Implementing Operations

To implement operations, do the following:

• Choose an algorithm.
• Choose data structures appropriate to the algorithms.
• Define new classes and operations as necessary.
• Code the operation.

Choose an Algorithm

Many operations are simple enough to be implemented from the operation and its specification.

Nontrivial algorithms are primarily needed for two reasons: to implement complex operations for which a specification is given, and to optimize operations for which a simple but inefficient algorithm serves as definition.

Choose Data Structures Appropriate To the Algorithms

Choosing algorithms involves choosing the data structure they work on. Many implementation data structures are container classes, such as, arrays, lists, queues, stacks, sets, bags, and variations of these. Most object-oriented languages, and programming environments provide class libraries with these kinds of reusable components.

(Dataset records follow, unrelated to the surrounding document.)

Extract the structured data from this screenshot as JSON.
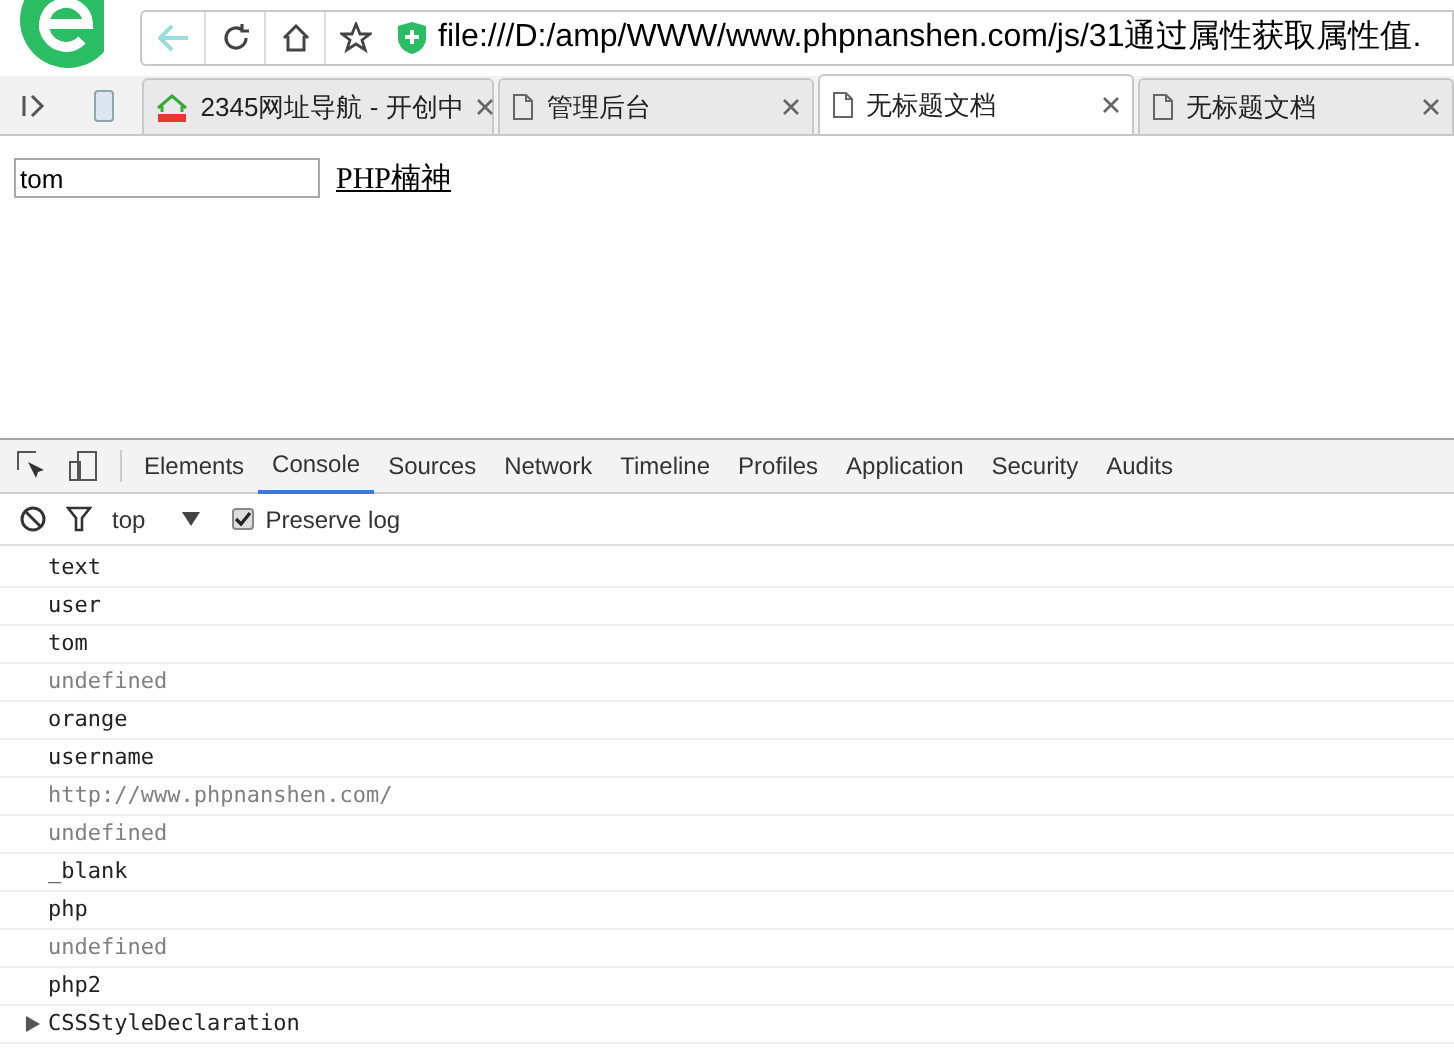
{
  "address_bar": {
    "url": "file:///D:/amp/WWW/www.phpnanshen.com/js/31通过属性获取属性值."
  },
  "tabs": [
    {
      "label": "2345网址导航 - 开创中",
      "selected": false,
      "kind": "site"
    },
    {
      "label": "管理后台",
      "selected": false,
      "kind": "page"
    },
    {
      "label": "无标题文档",
      "selected": true,
      "kind": "page"
    },
    {
      "label": "无标题文档",
      "selected": false,
      "kind": "page"
    }
  ],
  "page": {
    "input_value": "tom",
    "link": "PHP楠神"
  },
  "devtools": {
    "tabs": [
      {
        "label": "Elements",
        "selected": false
      },
      {
        "label": "Console",
        "selected": true
      },
      {
        "label": "Sources",
        "selected": false
      },
      {
        "label": "Network",
        "selected": false
      },
      {
        "label": "Timeline",
        "selected": false
      },
      {
        "label": "Profiles",
        "selected": false
      },
      {
        "label": "Application",
        "selected": false
      },
      {
        "label": "Security",
        "selected": false
      },
      {
        "label": "Audits",
        "selected": false
      }
    ],
    "context": "top",
    "preserve_log": {
      "label": "Preserve log",
      "checked": true
    },
    "console_lines": [
      {
        "text": "text",
        "kind": "log"
      },
      {
        "text": "user",
        "kind": "log"
      },
      {
        "text": "tom",
        "kind": "log"
      },
      {
        "text": "undefined",
        "kind": "undefined"
      },
      {
        "text": "orange",
        "kind": "log"
      },
      {
        "text": "username",
        "kind": "log"
      },
      {
        "text": "http://www.phpnanshen.com/",
        "kind": "undefined"
      },
      {
        "text": "undefined",
        "kind": "undefined"
      },
      {
        "text": "_blank",
        "kind": "log"
      },
      {
        "text": "php",
        "kind": "log"
      },
      {
        "text": "undefined",
        "kind": "undefined"
      },
      {
        "text": "php2",
        "kind": "log"
      },
      {
        "text": "CSSStyleDeclaration",
        "kind": "object"
      }
    ]
  }
}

Define New Classes and Operations as Necessary

New classes may be found to hold intermediate results, for example. New low-level operations may be added on the class to decompose a complex operation. These operations are often private to the class, that is, not visible outside the class itself.

Code the Operation

Write the code for the operation starting with its interface statement. Follow applicable programming guidelines.

Implementing States

The state of an object may be implemented by reference to the values of its attributes, with no special representation. The state transitions for such an object will be implicit in the changing values of the attributes, and the varying behaviors are programmed through conditional statements.  This solution is not satisfactory for complex behavior because it usually leads to complex structures which are difficult to change as more states are added or the behavior changes.

If the design element (or its constituents') behavior is state-dependent, there will typically be one or more statechart diagrams that describe the behavior of the model elements in the design element. These statechart diagrams serve as an important input during implementation.

The state machines shown in statechart diagrams make an object's state explicit, and the transitions and required behavior are clearly delineated. A state machine may be implemented in the following ways:

• Simple state machines can be implemented by defining an attribute which enumerates the possible states, and using the attribute to select the behavior for incoming messages. For example, in a switch statement in Java or C++. This solution does not scale very well for complex state machines and may lead to poor run-time performance. See [DOUG98], Chapter 4, 4.4.3 for an example of this method
• More complex state machines may use the State pattern. See [GAM94] for a description of the State pattern. [DOUG98], Chapter 6, 6.2.3, State Pattern, also describes this approach
• A table-driven approach works well for very complex state machines where ease of change is a criterion. In this approach, there are entries for each state in a table where each entry maps inputs to succeeding states and associated transition actions. See [DOUG98], Chapter 6, 6.2.3, State Table Pattern, for an example of this method.

State machines with concurrent substates may be implemented by delegating state management to active objects, one for each concurrent substate, because concurrent substates represent independent computations (which may, nevertheless, interact). Each substate may be managed using one of the techniques described above.

Using Delegation to Reuse Implementation

If a class or parts of a class can be implemented by reusing an existing class, use delegation rather than inheritance.

Delegation means that the class is implemented with the help of other classes. The class references an object of the other class by using a variable. When an operation is called, it calls an operation in the referenced object (of the reused class) for actual execution. Thus, it delegates responsibility to the other class.

Implementing Associations

A one-way association is implemented as a pointer - an attribute which contains an object reference. If the multiplicity is one, then it is implemented as a simple pointer. If the multiplicity is many, then it is a set of pointers. If the many end is ordered then a list can be used instead of a set.

A two-way association is implemented as attributes in both directions, using techniques for one-way associations.

A qualified association is implemented as a lookup table (for example, a Smalltalk Dictionary class) in the qualifying object. The selector values in the lookup table are the qualifiers, and the target values are the objects of the other class.

If the qualifier values must be accessed in order, then the qualifiers can be arranged into a sorted array or a tree. In this case, access time will be proportional to log N where N is the number of qualifier values.

If the qualifiers are drawn from a compact finite set, then the qualifier values can be mapped into an integer range and the association can be efficiently implemented as an array. This approach is more attractive if the association is mostly full rather than sparsely populated, and it is ideal for fully populated finite sets.

Most object-oriented languages and programming environments provide class libraries with reusable components to implement different kinds of associations.

Implementing Attributes

Implement attributes in one of three ways: use built-in primitive types, use an existing class, or define a new class. Defining a new class is often more flexible, but introduces unnecessary indirection. For example, an employee's Social Security number can either be implemented as an attribute of type String or as a new class.

Alternative implementations of an attribute.

It may also be the case that groups of attributes are combined into new classes, as the following example shows. Both implementations are correct.

The attributes in Line are implemented as associations to a Point class.